Osmanlı Devleti ise; (Rus işgalinin başlamasından önce) 1722 Mayıs'ında bir meşveret meclisi toplayarak İran'a askerî müdahale seçeneğini tartışmış, ardından (1578-1590 Savaşında ele geçirilip sonradan kaybedilen yerlerin yeniden işgaline yönelik) Erzurum, Van ve Bağdat eyaletlerine taarruz emri verilmişti. Bununla birlikte, Bağdat Valisi Hasan Paşa ve Erzurum Valisi Silahdar İbrahim Paşa Afgan Hotakîler'in İsfahan kuşatmalarının sonucunun beklenmesini tavsiye ettiler.[3] Ancak, 1722 yazında Rusların Kafkasya'nın Hazar Gölü kıyılarındaki süratli ilerleyişi Osmanlılarda endişe yarattı. Kasım ayında ise (Sünnî çoğunluklu) kuzey Şirvan'dan gelen elçi Hacı Davud Bey'in talebi kabul edilerek bölge Osmanlı himayesine alındı.[4] Bunun üzerine çıkan Osmanlı-Rus gerginliği Moskova'ya giden Türk elçisine Rusya'nın Kafkas Dağları'nın güneyine sarkmayacağı teminatının verilmesiyle yatıştı.[5] 1723 Ocak ayında ise bir başka Osmanlı elçisi Osman Ağa Bağdat'tan İsfahan'a giderek Afgan lider Mahmud Han'a sunduğu şartlar kabul görmeyince Osmanlılar İran'ı istila kararı aldılar.[6]

Savaş değiştir

Osmanlı ordusunun Gürcistan'a girmesi (1723) değiştir

 
Safevi Devleti'nin batı toprakları

Rus ordularının Hazar Denizi kıyısı boyunca güneye doğru sarkarak işgallerini ilerletmeleri Osmanlı Devleti'nin de harekete geçmesine neden oldu. İran Şahı II. Tahmasb İranlılara bağlı Kartli Krallığı'nın hâkimi V. Vahtang'ın yerine (Müslümanlığı kabul etmiş Gürcü prensi) Muhammed Kulu Han'ı atayınca, Vahtang da Osmanlıların doğu orduları seraskeri Silahdar İbrahim Paşa'dan yardım istedi. Kars'tan Tiflis üzerine yürüyen İbrahim Paşa, önce Ahilkelek'te Vahtang'ın sadakat yeminini kabul etti ve adıgeçenin oğlu Guştasp'ın birlikleriyle Gori'yi Osmanlılar adına zaptettirdi. Muhammed Kuli Han ise üzerine gelen Kapucu Derviş Mehmed Ağa'nın komutasındaki Osmanlı birliklerine Tiflis'i teslim etti (23 Haziran). Bu şekilde, Kafkasların en önemli merkezi 117 yıl sonra yeniden Osmanlı egemenliğine girdi ve Kartli bölgesi Vahtang'ın oğlu İbrahim'e 40.000 kuruş yıllık vergi karşılığında ocaklık olarak verildi. Ancak, Silahdar İbrahim Paşa Bakü yönünde ileri harekâta geçmekte gecikince seraskerlikten azledildi ve yerine Kars Valisi Sarı Mustafa Paşa getirildi.

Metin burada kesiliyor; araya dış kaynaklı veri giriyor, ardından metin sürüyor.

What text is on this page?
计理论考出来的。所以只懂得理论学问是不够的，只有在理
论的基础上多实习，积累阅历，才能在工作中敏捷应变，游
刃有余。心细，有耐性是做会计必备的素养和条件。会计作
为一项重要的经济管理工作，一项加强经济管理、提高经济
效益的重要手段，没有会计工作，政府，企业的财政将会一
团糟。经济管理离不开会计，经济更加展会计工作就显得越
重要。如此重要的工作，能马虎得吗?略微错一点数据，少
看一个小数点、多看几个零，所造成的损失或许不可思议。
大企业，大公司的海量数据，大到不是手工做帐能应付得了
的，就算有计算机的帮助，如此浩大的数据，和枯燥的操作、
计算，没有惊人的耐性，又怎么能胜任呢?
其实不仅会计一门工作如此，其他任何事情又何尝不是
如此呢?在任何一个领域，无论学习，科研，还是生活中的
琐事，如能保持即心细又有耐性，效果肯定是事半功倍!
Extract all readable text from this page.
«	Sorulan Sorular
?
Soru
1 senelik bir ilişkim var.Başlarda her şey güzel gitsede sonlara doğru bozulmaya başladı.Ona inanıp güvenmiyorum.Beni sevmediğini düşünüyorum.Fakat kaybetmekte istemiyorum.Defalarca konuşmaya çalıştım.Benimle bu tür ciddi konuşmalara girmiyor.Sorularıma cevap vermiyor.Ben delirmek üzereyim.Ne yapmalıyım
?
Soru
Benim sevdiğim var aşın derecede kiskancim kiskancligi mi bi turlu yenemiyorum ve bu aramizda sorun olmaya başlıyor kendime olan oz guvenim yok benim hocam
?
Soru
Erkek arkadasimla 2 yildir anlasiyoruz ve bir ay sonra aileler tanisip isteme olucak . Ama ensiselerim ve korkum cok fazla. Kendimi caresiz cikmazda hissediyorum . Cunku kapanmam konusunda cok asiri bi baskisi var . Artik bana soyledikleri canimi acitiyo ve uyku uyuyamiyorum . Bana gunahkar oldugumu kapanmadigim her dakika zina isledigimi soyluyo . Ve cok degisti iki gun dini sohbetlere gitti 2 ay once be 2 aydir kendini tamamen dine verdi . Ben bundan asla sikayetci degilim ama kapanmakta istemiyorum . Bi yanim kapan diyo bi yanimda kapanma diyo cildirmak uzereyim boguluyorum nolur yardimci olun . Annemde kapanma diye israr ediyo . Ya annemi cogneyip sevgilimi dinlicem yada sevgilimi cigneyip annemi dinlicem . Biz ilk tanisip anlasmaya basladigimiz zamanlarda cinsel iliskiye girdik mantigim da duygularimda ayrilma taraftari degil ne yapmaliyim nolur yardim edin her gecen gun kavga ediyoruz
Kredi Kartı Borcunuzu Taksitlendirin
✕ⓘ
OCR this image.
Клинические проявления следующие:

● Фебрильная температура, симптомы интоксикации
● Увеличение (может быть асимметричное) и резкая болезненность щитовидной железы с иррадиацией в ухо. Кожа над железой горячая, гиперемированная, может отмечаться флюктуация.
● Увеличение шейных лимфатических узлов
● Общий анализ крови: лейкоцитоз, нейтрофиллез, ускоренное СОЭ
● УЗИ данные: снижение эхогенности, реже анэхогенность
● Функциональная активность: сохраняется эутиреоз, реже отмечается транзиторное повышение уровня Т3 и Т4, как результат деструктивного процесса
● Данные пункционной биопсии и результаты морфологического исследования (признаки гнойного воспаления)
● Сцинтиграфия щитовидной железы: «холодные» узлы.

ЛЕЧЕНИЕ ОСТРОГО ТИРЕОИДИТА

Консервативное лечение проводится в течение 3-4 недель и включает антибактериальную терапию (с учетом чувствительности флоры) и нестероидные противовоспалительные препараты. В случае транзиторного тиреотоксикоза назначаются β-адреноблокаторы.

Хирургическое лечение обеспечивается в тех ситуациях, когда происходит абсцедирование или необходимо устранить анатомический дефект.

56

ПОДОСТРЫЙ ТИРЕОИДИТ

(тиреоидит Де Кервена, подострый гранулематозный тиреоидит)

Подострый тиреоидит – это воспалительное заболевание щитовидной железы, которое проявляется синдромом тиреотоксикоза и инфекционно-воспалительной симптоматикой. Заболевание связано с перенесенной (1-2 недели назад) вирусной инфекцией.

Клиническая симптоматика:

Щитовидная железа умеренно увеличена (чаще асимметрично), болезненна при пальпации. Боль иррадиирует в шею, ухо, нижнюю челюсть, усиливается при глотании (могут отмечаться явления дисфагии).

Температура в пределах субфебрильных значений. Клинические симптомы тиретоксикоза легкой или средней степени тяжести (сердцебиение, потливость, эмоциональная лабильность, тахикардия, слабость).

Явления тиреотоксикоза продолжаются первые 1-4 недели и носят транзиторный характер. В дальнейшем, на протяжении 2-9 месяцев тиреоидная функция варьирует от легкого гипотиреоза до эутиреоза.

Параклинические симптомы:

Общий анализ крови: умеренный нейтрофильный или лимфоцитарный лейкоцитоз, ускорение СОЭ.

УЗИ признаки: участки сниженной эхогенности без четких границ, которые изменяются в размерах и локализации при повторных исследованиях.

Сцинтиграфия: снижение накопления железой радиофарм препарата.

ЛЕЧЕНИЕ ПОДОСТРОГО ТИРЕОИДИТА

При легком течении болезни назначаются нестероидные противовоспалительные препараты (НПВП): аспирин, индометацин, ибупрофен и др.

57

Osmanlıların Gence ve Somkhiti'yi ele geçirmesi (1723) değiştir

Yeni Serasker Sarı Mustafa Paşa 1723 Eylül'ünde harekete geçerek Erzurum Valisi (eski serasker) Silahdar İbrahim Paşa ve Çıldır Valisi İshak Paşa'nın birlikleriyle birlikte Gence'yi kuşattı. Ancak, bu sürede Bakü'nün Rus işgaline girmesi (26 Haziran) nedeniyle Sarı Mustafa Paşa da azledilerek Seraskerlik görevi Rakka Valisi Ahmed Arifî Paşa'ya verildi. Yeni Serasker de Muhammed Kulu Han'a ocaklık olarak vermek suretiyle bölgeyi Osmanlı egemenliğine kattı. Ardından ise, (Tiflis'in güneyindeki) Somkhiti bölgesi de Vahtang'ın yeğeni İslam Abdullah vali yapılarak Osmanlı idaresine alındı (5 Eylül).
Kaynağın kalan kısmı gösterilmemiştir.